Начальницей тогда у нее была противная баба с громким голосом, Евгения Сергеевна, которая все время цеплялась к ней:
– Зайтаг! Что ты морщишься? Тяжело? А рожать-то еще тяжелее!
И громко смеялась собственной шутке.
Зайтаг всякий раз отвечала, что уже родила, но это не помогало.
Светлана Ивановна из отряда тогда выписалась и нашла себе другую общественную нагрузку – она работала под землей в санитарных пунктах, раздавая кипяток и присматривая за детьми. Порой до самого утра, до конца комендантского часа. Теперь ее бессонница была вынужденной, добровольной, и это было так сладко – не спать, зевать, валиться с ног, чтобы потом отоспаться всласть.
Но теперь, после речи Сталина на «Маяковской», где она так истерично, постыдно подавила смех после его появления, бога из машины, она решила записаться в спасательный отряд.
Она еще не понимала, в чем тут логика, но решение было принято как-то само собой, помимо ее воли.
А все дело было в том, что когда она сидела там, на «Маяковской», в ожидании, вместе со всеми, скучая и не понимая, и Сталин проехал мимо нее в вагоне, выезжая из туннеля, она встретилась с ним глазами, и эти глаза как бы вскользь, проносясь мимо, зацепились за ее взгляд – и ее взгляд тоже поехал за ним, заскользил, зацепился. Сталин посмотрел на нее и как будто ненароком уволок вслед за собой…

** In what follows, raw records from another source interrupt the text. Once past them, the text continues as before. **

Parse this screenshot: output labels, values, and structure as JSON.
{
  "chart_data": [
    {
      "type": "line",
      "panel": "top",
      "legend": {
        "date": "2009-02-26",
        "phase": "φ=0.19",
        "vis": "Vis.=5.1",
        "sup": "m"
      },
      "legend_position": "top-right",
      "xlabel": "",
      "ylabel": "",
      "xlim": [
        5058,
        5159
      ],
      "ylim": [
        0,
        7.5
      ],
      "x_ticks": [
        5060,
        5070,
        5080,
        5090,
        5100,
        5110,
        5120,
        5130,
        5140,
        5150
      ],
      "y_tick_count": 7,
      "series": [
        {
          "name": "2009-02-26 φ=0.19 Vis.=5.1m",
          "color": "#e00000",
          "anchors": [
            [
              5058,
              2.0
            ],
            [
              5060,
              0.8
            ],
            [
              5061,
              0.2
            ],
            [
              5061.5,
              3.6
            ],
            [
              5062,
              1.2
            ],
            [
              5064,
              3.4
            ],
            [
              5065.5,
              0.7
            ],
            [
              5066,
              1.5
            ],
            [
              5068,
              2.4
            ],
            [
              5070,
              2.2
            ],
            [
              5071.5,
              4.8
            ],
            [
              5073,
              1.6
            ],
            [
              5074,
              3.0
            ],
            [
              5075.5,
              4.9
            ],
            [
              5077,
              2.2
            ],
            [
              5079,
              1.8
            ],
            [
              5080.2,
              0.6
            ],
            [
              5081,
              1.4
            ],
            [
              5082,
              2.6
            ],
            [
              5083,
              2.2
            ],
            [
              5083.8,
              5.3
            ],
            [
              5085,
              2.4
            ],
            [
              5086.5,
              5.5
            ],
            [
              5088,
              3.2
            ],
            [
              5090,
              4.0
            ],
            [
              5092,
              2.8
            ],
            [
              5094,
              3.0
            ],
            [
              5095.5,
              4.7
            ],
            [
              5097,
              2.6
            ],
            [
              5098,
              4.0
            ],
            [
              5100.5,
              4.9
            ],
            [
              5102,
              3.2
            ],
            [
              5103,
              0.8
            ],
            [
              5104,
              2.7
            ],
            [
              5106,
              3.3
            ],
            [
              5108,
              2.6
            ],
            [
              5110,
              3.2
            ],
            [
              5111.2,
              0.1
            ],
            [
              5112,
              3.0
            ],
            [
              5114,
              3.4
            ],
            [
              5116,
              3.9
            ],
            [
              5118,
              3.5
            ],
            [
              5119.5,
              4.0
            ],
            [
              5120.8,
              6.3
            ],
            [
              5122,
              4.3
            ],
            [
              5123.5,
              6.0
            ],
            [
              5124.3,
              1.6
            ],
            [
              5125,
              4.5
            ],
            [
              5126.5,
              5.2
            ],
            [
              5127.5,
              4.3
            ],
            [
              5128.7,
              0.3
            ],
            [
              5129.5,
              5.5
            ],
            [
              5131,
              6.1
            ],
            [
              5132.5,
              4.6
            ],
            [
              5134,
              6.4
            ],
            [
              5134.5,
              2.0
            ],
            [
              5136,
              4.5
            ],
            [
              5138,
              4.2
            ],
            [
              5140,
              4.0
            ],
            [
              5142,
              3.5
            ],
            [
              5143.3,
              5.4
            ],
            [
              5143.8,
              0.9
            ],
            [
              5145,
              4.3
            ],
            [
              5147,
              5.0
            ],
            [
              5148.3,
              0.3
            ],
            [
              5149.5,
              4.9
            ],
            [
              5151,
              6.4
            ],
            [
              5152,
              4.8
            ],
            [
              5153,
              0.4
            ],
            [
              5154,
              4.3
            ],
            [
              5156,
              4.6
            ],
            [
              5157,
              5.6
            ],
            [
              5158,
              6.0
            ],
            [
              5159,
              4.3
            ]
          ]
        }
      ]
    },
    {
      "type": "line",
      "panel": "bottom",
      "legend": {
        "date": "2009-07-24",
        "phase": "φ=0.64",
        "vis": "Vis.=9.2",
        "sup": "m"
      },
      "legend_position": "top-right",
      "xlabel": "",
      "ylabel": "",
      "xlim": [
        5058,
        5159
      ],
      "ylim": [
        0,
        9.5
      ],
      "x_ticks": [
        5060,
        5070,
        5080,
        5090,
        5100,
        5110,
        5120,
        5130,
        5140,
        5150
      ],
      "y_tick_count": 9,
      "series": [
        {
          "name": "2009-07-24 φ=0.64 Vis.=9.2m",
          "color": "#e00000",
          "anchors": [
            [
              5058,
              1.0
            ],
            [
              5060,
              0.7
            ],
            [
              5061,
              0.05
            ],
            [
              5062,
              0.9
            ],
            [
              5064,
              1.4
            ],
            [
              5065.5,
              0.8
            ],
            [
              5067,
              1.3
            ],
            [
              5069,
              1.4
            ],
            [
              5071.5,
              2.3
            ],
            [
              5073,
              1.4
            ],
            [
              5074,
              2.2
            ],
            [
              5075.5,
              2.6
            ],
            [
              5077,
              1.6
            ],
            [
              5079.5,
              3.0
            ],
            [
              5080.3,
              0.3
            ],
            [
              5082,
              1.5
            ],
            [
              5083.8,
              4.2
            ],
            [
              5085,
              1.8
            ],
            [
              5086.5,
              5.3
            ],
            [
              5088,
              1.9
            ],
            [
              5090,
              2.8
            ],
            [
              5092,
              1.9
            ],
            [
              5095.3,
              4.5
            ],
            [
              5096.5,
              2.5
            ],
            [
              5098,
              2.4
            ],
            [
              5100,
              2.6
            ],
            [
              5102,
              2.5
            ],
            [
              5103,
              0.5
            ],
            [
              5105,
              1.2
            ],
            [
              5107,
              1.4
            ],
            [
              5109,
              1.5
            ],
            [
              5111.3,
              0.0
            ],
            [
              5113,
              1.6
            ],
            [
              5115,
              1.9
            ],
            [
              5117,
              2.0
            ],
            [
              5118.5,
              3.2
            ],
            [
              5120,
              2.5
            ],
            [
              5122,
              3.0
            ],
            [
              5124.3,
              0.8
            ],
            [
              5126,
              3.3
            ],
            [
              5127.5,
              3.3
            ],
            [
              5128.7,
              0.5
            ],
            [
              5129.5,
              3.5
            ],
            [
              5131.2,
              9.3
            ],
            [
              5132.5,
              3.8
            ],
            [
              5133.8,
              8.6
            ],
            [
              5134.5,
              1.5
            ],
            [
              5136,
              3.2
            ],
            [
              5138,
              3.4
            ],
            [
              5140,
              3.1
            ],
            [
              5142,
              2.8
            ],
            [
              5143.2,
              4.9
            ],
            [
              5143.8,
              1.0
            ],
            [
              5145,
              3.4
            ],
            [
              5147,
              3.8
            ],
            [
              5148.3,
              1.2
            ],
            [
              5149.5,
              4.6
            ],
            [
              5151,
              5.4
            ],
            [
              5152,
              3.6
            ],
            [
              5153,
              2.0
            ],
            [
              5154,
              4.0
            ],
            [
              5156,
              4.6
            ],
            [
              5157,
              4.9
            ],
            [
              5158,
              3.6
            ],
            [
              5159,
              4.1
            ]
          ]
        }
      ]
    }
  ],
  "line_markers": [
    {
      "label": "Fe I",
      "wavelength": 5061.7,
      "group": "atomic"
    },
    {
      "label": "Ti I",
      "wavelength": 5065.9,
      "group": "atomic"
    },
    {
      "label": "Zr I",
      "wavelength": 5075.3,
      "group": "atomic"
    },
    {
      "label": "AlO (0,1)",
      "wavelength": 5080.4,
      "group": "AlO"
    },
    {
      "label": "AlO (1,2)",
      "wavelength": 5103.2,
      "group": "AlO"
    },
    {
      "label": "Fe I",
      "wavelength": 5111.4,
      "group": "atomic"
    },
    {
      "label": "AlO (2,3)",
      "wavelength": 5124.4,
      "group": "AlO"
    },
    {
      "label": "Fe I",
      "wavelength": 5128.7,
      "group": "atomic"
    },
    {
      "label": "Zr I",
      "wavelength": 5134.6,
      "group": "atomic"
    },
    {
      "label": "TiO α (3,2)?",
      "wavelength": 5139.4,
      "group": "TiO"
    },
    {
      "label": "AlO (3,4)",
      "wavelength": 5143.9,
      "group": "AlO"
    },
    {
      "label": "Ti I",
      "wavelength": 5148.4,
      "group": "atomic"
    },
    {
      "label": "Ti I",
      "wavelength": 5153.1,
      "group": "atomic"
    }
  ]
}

Объяснить это было невозможно, но этот утягивающий за собой (в какую-то неизвестность) взгляд тревожил ее и царапал сознание.
Причем – вдруг поняла она – это было не впервые, такое с ней уже случалось – чей-то пойманный на лету взгляд уволакивал, утаскивал ее в такие места, откуда и дороги-то не найдешь.
Словом, она стала ходить на Площадь Борьбы, где ей выдали валенки, телогрейку, ушанку и красную повязку «ПВО».
Теперь они дежурили по ночам, ожидая тревоги. А тревога была почти каждую ночь.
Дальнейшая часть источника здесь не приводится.